Human beings invariably see in the world what they want to believe. Unless, of course, they choose to accept whatever the truth turns out to be — even if it conflicts with their desires.
The last plague, the death of the firstborn, was slated by God to strike precisely at midnight. What does this mean exactly? According to Jewish law, midnight-חצות, like sunrise and sunset, sweeps through the planet from East to West. The Egyptian firstborn would die precisely as the midpoint of the dark side of the earth passed through the land of Egypt (Rabbi Shimon Schwab in Simchat Beit HaShoeiva).
As one would expect from Divine action, the 10th and final plague was executed with laser-precision. And yet, when Moshe gave his warning to Pharaoh, he phrased it as occurring “around midnight—כחצות.” Why didn’t he make a point about the exquisite precision of the plague?
The Talmud’s explaination is that Moshe was concerned that the “yes-men” that Pharaoh had surrounded himself with might claim that the firstborn didn’t die at midnight according to their own time-keeping devices. Given that it takes about an hour for that halfway-mark on the dark side of the Earth to sweep through the land of Egypt, people may misjudge the time by give-or-take an hour.

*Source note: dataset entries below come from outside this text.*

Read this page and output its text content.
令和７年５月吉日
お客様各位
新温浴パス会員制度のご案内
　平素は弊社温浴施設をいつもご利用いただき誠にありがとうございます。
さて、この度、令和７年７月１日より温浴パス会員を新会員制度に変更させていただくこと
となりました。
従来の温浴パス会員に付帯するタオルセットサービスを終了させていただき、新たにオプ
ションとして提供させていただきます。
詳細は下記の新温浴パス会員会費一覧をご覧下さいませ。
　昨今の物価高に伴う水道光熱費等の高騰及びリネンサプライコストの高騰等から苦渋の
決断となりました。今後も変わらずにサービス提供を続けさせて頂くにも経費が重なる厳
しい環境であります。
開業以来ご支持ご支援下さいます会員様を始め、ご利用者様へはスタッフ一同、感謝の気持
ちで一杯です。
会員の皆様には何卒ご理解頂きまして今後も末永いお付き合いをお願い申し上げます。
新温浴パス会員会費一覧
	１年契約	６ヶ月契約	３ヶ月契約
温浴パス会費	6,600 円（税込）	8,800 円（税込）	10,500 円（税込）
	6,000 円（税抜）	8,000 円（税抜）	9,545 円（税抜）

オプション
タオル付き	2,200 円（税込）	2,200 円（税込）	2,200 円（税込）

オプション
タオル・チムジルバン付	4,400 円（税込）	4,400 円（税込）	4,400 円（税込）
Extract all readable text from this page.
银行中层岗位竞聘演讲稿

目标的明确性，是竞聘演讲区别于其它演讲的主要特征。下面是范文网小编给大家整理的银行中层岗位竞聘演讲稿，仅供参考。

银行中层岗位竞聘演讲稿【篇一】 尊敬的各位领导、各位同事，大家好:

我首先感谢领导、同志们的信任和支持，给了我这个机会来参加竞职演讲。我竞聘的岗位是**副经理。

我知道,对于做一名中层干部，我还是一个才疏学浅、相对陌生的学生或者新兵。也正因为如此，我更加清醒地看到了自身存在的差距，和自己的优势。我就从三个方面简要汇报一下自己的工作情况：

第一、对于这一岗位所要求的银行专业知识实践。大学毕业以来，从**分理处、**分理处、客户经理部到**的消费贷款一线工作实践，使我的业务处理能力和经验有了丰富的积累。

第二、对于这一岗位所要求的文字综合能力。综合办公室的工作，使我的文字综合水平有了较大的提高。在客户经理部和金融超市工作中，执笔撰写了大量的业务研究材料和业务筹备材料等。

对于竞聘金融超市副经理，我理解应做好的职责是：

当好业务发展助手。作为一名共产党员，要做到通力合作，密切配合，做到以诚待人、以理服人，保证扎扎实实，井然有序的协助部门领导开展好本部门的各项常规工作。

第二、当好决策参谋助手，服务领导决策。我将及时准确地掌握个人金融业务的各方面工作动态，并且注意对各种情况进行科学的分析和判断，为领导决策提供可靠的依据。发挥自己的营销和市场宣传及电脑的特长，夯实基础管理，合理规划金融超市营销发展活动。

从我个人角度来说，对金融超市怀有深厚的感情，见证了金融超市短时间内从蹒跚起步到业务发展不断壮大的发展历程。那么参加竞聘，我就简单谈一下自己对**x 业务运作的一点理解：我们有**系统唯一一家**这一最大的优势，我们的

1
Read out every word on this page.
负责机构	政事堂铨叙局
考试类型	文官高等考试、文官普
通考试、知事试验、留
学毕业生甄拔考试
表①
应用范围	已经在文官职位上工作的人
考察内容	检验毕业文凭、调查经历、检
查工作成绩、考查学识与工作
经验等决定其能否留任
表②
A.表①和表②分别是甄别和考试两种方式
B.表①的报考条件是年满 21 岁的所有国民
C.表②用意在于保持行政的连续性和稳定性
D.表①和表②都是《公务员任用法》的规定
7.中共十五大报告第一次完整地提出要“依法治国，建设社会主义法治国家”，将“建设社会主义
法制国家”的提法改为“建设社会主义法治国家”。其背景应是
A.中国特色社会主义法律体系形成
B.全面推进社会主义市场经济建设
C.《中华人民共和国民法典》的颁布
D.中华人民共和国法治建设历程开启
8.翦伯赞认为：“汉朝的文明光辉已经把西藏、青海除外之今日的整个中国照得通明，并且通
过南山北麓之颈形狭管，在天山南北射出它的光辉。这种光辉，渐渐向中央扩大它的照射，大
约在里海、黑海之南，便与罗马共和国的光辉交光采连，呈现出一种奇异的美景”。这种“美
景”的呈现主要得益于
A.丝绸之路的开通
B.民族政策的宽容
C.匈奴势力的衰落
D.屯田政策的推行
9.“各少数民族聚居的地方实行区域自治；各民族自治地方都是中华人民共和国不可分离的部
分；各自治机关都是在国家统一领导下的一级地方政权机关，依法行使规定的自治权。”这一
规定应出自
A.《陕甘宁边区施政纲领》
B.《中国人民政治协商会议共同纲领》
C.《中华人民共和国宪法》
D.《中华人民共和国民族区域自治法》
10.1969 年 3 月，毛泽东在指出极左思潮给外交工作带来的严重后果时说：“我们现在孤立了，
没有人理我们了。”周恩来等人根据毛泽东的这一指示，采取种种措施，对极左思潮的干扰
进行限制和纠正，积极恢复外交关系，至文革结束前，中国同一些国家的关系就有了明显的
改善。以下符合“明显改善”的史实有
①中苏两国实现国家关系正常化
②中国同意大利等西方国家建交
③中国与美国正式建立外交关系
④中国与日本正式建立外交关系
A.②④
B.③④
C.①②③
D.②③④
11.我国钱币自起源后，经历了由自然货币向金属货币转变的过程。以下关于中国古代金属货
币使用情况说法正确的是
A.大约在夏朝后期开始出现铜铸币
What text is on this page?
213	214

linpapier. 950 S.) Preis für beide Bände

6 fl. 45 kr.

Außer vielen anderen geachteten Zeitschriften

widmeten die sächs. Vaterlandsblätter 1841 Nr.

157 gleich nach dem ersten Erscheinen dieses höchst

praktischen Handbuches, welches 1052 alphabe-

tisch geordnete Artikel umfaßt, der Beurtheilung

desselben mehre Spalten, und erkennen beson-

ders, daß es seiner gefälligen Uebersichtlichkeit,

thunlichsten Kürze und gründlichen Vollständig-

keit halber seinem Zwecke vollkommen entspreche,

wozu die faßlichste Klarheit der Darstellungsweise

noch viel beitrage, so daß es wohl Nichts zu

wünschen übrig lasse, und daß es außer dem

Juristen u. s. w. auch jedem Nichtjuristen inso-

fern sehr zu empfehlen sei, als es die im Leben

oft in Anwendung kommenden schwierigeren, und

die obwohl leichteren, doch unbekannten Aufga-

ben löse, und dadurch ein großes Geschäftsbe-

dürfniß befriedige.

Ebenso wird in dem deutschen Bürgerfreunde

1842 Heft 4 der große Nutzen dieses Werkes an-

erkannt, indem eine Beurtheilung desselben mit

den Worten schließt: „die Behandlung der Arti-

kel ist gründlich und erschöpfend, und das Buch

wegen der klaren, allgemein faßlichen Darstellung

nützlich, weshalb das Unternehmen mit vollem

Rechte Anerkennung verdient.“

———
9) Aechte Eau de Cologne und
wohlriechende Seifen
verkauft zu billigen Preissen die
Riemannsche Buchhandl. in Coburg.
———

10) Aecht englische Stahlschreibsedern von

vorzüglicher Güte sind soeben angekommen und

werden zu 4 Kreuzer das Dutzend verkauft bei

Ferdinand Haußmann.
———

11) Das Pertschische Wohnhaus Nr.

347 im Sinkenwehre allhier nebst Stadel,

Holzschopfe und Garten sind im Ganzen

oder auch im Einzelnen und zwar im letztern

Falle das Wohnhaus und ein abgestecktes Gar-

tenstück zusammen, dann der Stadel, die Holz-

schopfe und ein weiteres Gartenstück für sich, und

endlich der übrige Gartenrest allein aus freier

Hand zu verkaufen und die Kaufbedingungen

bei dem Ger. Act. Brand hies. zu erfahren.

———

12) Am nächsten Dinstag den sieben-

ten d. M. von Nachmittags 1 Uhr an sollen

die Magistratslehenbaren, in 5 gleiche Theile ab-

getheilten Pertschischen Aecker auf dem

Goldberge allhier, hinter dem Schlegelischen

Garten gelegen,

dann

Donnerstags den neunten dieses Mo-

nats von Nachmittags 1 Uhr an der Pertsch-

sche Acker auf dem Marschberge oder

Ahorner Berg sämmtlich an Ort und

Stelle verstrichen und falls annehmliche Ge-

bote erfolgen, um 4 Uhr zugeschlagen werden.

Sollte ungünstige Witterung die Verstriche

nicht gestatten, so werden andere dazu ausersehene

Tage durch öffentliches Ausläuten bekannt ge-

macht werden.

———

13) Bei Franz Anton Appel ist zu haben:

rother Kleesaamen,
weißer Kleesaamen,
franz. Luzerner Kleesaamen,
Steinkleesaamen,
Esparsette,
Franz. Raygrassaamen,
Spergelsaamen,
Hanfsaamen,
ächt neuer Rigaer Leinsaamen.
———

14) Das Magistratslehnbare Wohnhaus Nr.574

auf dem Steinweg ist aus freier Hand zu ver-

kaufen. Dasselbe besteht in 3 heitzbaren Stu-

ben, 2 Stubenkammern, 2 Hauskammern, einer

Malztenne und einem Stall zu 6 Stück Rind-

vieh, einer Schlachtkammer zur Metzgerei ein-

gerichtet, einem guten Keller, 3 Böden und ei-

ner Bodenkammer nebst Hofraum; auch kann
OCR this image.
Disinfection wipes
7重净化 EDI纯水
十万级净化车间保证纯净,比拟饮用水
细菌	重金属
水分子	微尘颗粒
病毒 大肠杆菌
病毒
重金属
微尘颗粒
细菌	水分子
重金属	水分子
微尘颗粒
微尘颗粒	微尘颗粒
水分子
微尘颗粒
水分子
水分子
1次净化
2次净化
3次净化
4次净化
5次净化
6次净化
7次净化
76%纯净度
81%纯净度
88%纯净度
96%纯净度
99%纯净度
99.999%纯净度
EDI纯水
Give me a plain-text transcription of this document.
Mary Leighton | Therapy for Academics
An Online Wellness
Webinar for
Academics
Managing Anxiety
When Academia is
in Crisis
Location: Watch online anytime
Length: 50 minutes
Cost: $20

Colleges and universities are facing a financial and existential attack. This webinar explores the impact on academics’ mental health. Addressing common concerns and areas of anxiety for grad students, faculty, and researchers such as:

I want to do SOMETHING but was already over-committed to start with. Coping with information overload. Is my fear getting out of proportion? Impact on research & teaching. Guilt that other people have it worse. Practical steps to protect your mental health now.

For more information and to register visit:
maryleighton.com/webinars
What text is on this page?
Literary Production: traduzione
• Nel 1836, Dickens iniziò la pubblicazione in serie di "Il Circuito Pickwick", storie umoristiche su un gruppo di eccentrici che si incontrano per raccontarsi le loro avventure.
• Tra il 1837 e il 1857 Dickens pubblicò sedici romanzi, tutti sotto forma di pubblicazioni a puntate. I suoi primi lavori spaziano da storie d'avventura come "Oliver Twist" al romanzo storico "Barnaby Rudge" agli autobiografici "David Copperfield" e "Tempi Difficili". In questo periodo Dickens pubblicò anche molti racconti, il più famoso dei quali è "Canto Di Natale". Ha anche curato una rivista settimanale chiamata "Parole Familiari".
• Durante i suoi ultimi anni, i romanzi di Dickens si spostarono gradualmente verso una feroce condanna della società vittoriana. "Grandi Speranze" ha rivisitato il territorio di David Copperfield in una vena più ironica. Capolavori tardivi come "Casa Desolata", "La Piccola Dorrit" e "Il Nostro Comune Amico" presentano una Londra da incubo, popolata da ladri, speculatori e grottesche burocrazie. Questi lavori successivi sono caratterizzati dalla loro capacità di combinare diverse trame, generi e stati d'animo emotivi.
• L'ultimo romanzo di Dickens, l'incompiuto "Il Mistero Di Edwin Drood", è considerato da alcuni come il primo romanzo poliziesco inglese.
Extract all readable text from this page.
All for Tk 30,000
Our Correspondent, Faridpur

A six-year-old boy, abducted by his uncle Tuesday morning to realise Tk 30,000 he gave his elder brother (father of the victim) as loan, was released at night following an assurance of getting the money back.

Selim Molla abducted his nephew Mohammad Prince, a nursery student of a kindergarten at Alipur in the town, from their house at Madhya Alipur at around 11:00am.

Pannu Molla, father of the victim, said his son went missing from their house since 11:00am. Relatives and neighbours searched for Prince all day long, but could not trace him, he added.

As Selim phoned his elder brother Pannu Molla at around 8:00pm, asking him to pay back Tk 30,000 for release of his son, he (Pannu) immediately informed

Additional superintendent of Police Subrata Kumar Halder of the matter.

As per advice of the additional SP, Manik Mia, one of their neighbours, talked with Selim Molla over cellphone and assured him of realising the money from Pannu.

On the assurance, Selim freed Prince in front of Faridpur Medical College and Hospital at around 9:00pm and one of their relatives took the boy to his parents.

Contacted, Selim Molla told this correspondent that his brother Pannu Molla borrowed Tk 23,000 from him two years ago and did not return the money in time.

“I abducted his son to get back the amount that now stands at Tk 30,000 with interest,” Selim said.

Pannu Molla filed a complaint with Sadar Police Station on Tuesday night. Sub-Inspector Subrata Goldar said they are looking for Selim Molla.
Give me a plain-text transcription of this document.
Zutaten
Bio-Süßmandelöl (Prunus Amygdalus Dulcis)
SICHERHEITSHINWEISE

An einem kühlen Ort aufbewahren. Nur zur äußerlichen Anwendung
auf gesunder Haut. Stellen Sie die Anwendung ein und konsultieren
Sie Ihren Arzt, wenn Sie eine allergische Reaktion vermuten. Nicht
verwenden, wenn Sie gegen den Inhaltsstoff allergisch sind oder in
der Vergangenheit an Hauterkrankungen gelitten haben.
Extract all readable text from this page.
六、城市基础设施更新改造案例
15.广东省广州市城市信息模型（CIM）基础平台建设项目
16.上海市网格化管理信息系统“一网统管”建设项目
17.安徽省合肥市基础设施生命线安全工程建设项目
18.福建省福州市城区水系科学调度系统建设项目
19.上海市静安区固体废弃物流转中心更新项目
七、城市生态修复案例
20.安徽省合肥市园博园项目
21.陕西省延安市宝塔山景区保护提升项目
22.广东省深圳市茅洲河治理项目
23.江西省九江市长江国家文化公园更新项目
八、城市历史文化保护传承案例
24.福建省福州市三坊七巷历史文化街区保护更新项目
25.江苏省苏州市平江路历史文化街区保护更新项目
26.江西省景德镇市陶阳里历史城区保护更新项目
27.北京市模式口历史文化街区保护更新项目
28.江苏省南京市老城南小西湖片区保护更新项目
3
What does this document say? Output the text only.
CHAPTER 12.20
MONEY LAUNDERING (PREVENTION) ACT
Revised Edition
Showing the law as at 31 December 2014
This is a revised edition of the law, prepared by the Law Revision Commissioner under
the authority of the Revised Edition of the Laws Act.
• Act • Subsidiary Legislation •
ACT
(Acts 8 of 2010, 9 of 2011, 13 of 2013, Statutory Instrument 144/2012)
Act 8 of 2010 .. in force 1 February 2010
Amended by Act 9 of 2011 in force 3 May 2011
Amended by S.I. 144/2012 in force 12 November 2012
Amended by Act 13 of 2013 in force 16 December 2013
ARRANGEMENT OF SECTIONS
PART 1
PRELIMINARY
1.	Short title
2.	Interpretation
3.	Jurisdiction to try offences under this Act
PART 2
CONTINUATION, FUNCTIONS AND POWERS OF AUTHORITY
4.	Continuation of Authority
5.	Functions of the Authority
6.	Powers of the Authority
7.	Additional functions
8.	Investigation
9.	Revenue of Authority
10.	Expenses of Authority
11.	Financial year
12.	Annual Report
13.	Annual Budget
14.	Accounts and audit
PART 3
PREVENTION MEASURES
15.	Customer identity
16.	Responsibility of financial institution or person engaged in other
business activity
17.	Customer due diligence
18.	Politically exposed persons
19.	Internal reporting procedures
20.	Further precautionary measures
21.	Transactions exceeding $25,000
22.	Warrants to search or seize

Who cares? Why is other people’s error of measurement Moshe’s problem? The lesson that the Talmud is trying to teach is that one should be careful to be modest when he expresses himself so that others don’t accuse him of lying even if their accusations are due to their own mistakes.
In our “Misinformation Age,” this lesson is as valuable as it ever was. But, there’s actually a further point about human psychology here.
Rabbi Yosef Tzvi Salant (1885-1981) in his modern classic Be’er Yosef shows us the other side of the coin. We’ve been discussing how deep one can go into a delusion. This episode marks the ocean floor of delusion. Apparently, if Moshe would have been precise with the timing of the plague, and their moondials or hourglasses or whatever would have shown 15 or 20 minutes before or after 12 — despite the fact that inexplicably all firstborn men and women dropped dead within that hour — totaling about a million dead across Egypt — they would have waved off the plague as a “coincidence.”
This capacity for denial is astonishing to ponder. If, however, you’ve been watching the news lately, you know all too well that it’s the truth.
It reminds me of a prank I played on my roommate when I was young and dumb. It was the night before finals, and my friend Brahm was bleary-eyed with exhaustion. He decided to take a 30-minute “power nap” at 10:30pm in order to keep studying at 11pm. He asked me if I could wake him up. I was going out for a run, and said “sure.” I’d wake him up when I got back. When I tried waking him up at 11pm, as he had requested, he said under his breath, with his eyes still shut, “I’m so tired, I can’t believe it’s already morning — I never studied for my test!” Finding the situation humorous, I went with it, and said, “Brahm, we’ve got to go — you can’t be late for your final.” He said, “Oh man, can you wake me up in 15 minutes??” I agreed. I came back into the room two minutes later and woke him up again. Naturally, he said, “It’s been 15 minutes?! It feels like it’s been just a couple of minutes!” He mustered the strength to sit up, and looked, at first, casually at the clock, which I had failed to change for the sake of the prank. It read 11:05am. His gaze stayed fixated on the clock for what felt like ten seconds in utter disbelief. I was sure that the gig was up... His reaction? “The clock says it’s 11:05pm…” “Oh wow, you’re right.” “Our clock is so messed up!!! Can you fix it while I get ready?” he said. He proceeded to shower and get dressed until he opened the curtain with his backpack on, and saw that it was pitch black outside.
The bubbles of fantasy are highly resistant to outside forces causing them to burst.
We see what we want to see until we make a decision to see whatever it is that there is to see.
The culmination of leaving our fantasies in Egypt is the decision to accept the truth at Mount Sinai.